Quick Hits: Star Wars, criticizing the Pope, and more
Bishop Barron annoyed many with his claim that Star Wars: The Last Jedi pushes feminism hard: “Every male character in The Last Jedi is either bumbling, incompetent, arrogant, or morally compromised; and every female character is wise, good, prudent, and courageous.” I basically agree with his take, and that this agenda renders much of the plot incoherent. And you know what? I’ll go ahead and say it: Vice Admiral Holdo is worse than Jar-Jar. But the more I think about it the more I realize (to my disappointment as a former fan of writer-director Rian Johnson) that this is far from the only thing wrong with the new Star Wars.

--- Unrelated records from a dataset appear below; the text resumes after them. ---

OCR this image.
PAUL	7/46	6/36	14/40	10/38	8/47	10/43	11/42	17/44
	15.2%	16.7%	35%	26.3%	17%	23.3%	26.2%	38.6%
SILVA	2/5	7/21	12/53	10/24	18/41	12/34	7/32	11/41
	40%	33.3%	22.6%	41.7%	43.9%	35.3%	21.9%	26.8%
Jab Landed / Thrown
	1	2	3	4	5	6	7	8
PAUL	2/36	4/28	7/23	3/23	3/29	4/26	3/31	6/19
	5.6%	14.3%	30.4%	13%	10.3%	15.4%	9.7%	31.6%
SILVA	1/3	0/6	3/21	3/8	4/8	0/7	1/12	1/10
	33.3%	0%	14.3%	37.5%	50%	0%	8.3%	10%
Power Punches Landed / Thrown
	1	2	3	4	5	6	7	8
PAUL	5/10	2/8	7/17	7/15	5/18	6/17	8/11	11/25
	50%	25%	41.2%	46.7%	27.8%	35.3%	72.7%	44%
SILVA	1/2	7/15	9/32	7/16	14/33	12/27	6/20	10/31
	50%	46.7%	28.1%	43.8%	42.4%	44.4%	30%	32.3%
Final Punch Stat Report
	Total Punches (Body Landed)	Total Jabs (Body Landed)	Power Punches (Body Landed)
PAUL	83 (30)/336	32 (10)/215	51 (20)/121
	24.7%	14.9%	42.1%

Here at CatholicCulture.org we’ve been having a discussion, including feedback from readers, on how to handle criticism of the Pope. One reader shared a blog post by evangelist Mark Mallett that sums up my own perspective (emphasis mine):
Most of you own a Catechism. If not, get one. There is no confusion there. Hold the Bible in your right hand and the Catechism in your left, and get on with living these truths. Do you feel the Pope or bishops are confusing your family and friends? Then be the voice of clarity. After all, Pope Francis explicitly encouraged us to read and know the Catechism, so use it. I know what I need to do, despite any flaws, shortcomings, and failures of the Pope. He has not said a single word that prevents me from living the truth to the fullest, proclaiming the truth to the fullest, and becoming a saint to the fullest (and taking as many souls with me as I can). All the theorizing, suspicions, assumptions, guessing, predictions, conspiracies and forecasting are a waste of time—an utterly cunning, deceptive and successful distraction that is keeping otherwise well-meaning Christians from actually living the Gospel and being light to the world.
Mallett’s two-part short story about a priest trying to find a balanced and faithful position between a Catholic who can’t stand Francis and a Catholic who has his head in the sand is also well worth reading.
David Warren writes movingly about Church Father Origen’s “Discussion with Heraclides”, rare among ancient dialogues in that it is an actual, play-by-play transcription of what these people actually said to each other.
Hoping to better understand how Mary is prefigured in Wisdom literature, I recently came across an old commentary by Dr. Taylor Marshall on Ecclesiasticus 24:6-10. I was not only educated but moved: Dr. Marshall imbues his theological writing with a piety and filial affection that ought to shame his arid academic contemporaries.
Finally, Ryan Holiday tells us why we should all stop following the news this year.